美しい石垣が残る盛岡城跡公園、国の天然記念物に指定された石割桜、サケが遡上(そじょう)する清流の中津川、点在する宮沢賢治や石川啄木にゆかりの地…。歴史と文化を感じる街、岩手県・盛岡市のビルの4階に4月、小さなギャラリーがオープンした。
運営するのは、知的障害のある作家とライセンス契約を結んでアートデータの商品化などを行うヘラルボニー。商業施設やファッション企業との協業も多く、業界でも近年、知られるようになったスタートアップ企業だ。
自閉症の兄を持つ松田崇弥・文登さんの双子の兄弟が社長・副社長を務める同社。昨年12月に盛岡市に本社を移し、今春に併設するギャラリーも完成した。
ギャラリーから徒歩数分の距離にあり、ヘラルボニーの常設店もある地元百貨店の川徳では、懸垂幕や社員の胸元のバッジなど様々な場所でヘラルボニーのアート作品が使われている。地元の鉄道や、飲料・食品メーカー、行政やイベントとの協業も多様に広がる。

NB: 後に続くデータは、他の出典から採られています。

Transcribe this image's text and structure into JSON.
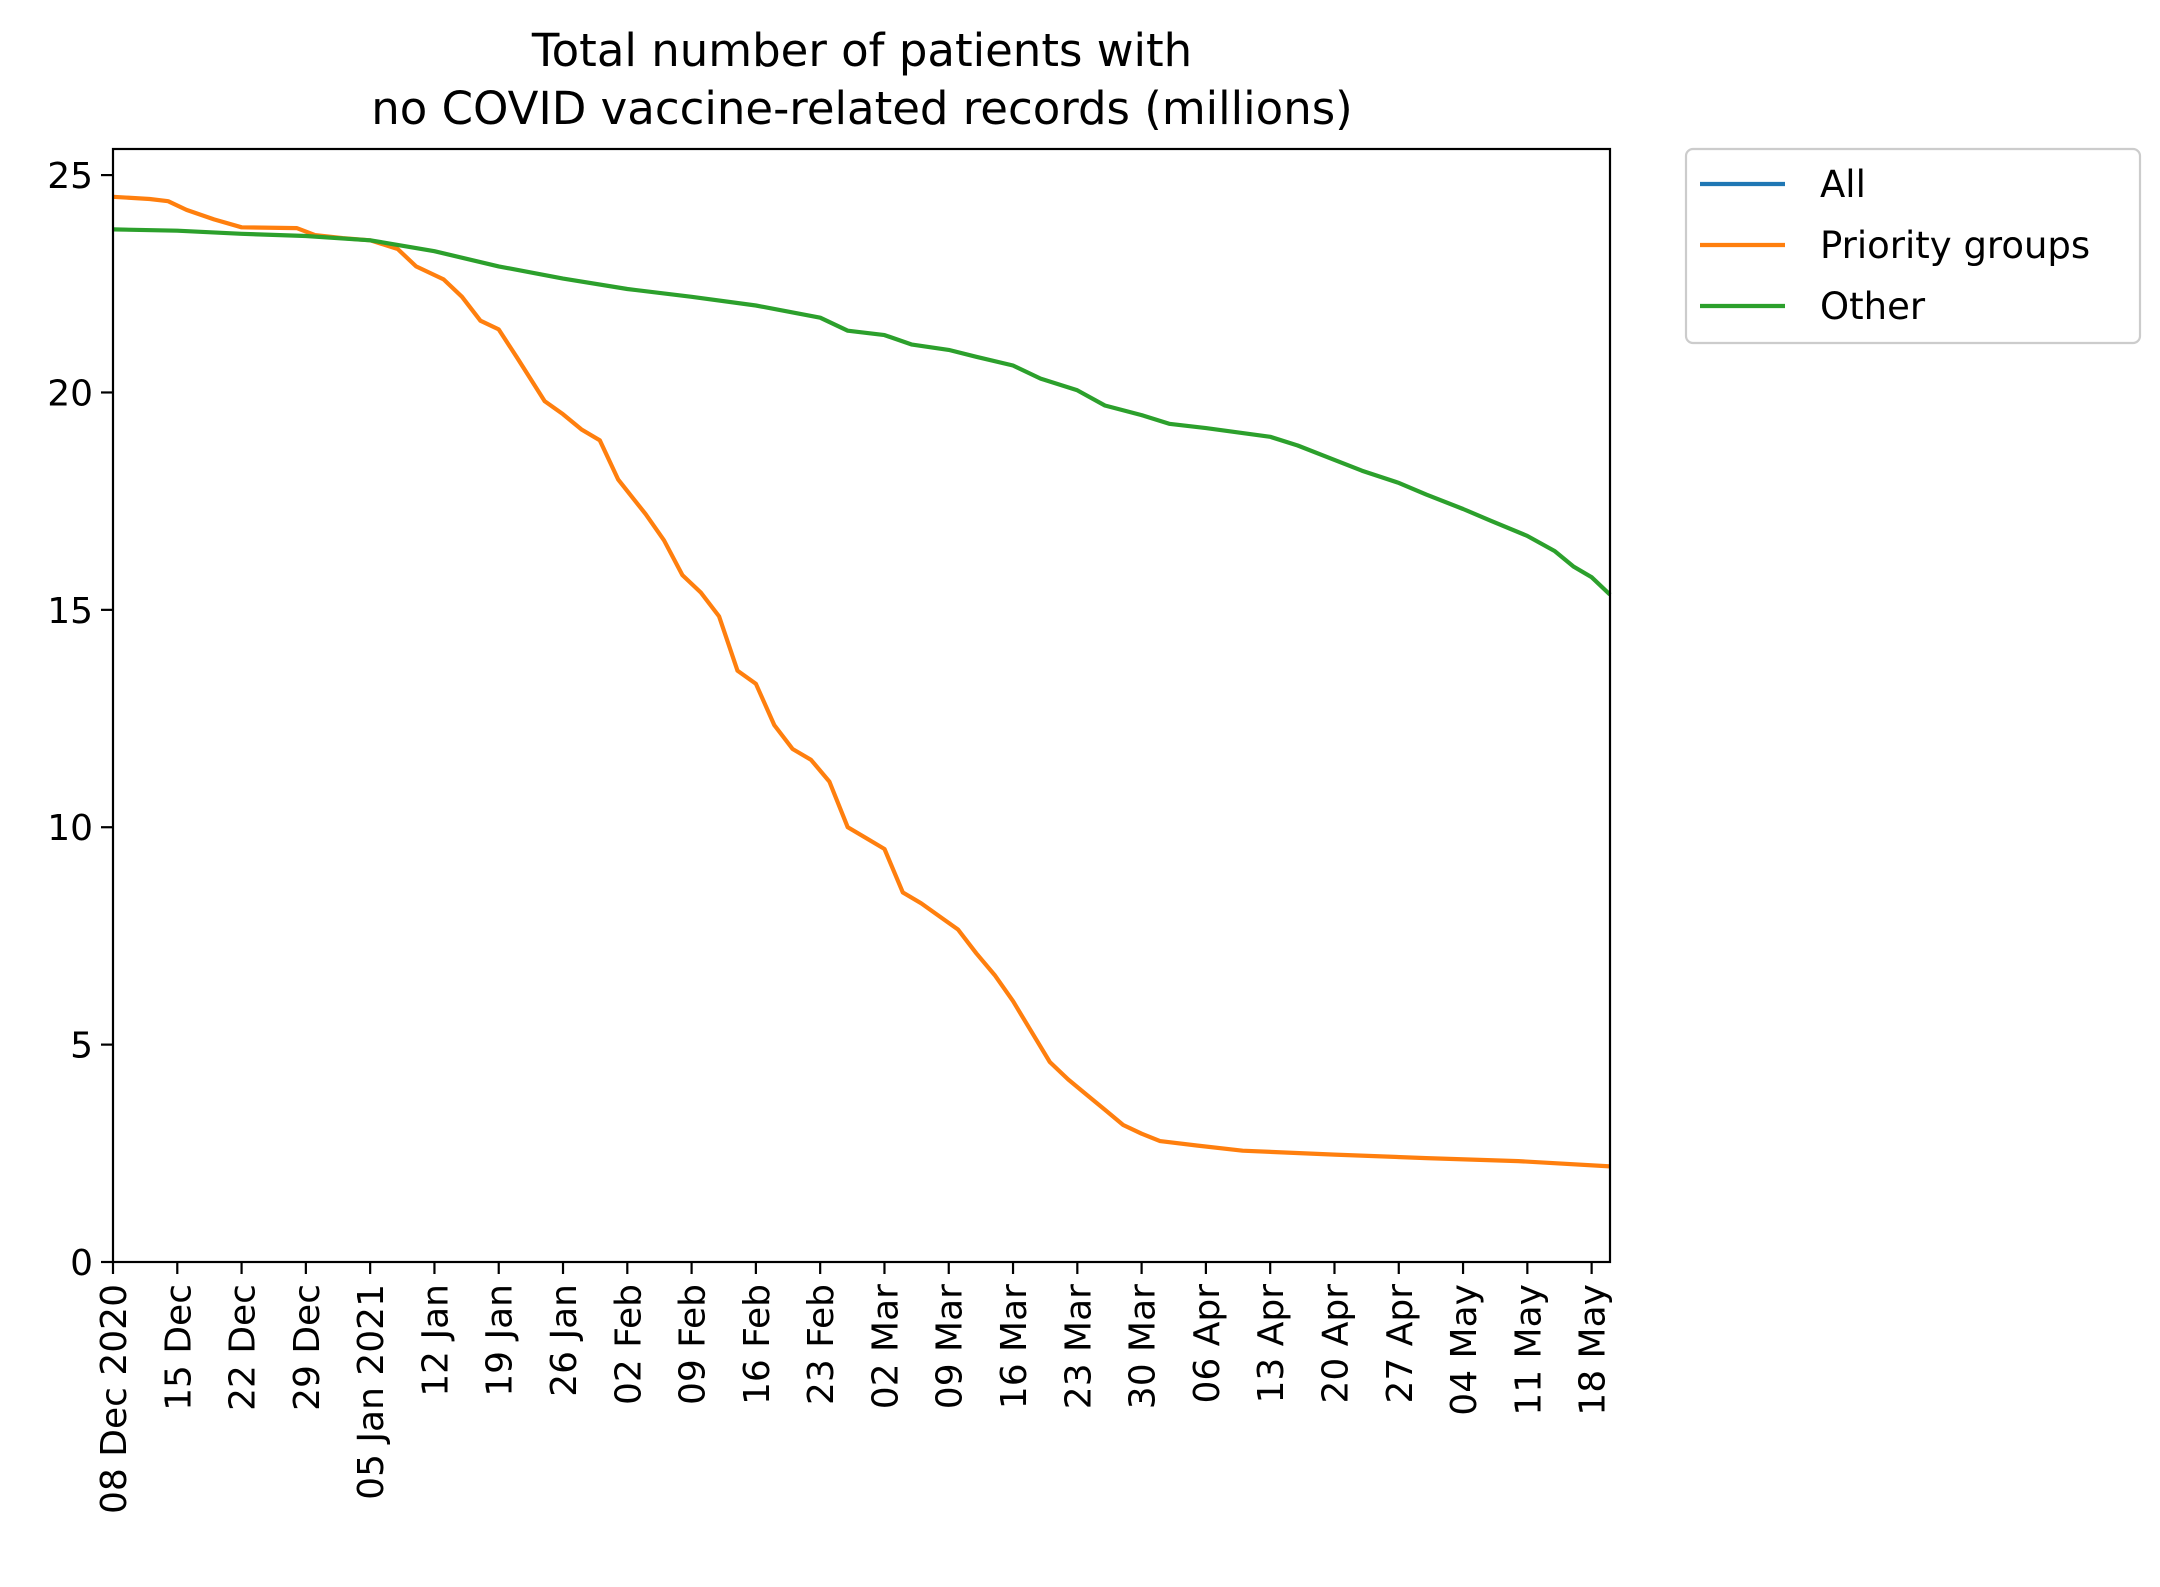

福祉やボランティアの視点ではなく、純粋に「障害者の描く個性あふれるアートに対するわくわく感から始まった」と文登副社長。「岩手といえば、冷麺、宮沢賢治、ヘラルボニーと言われるような、観光資源の一つにしたい」という意気込みも、地元の熱い応援を見ると、そう遠くない未来に実現しそうに思う。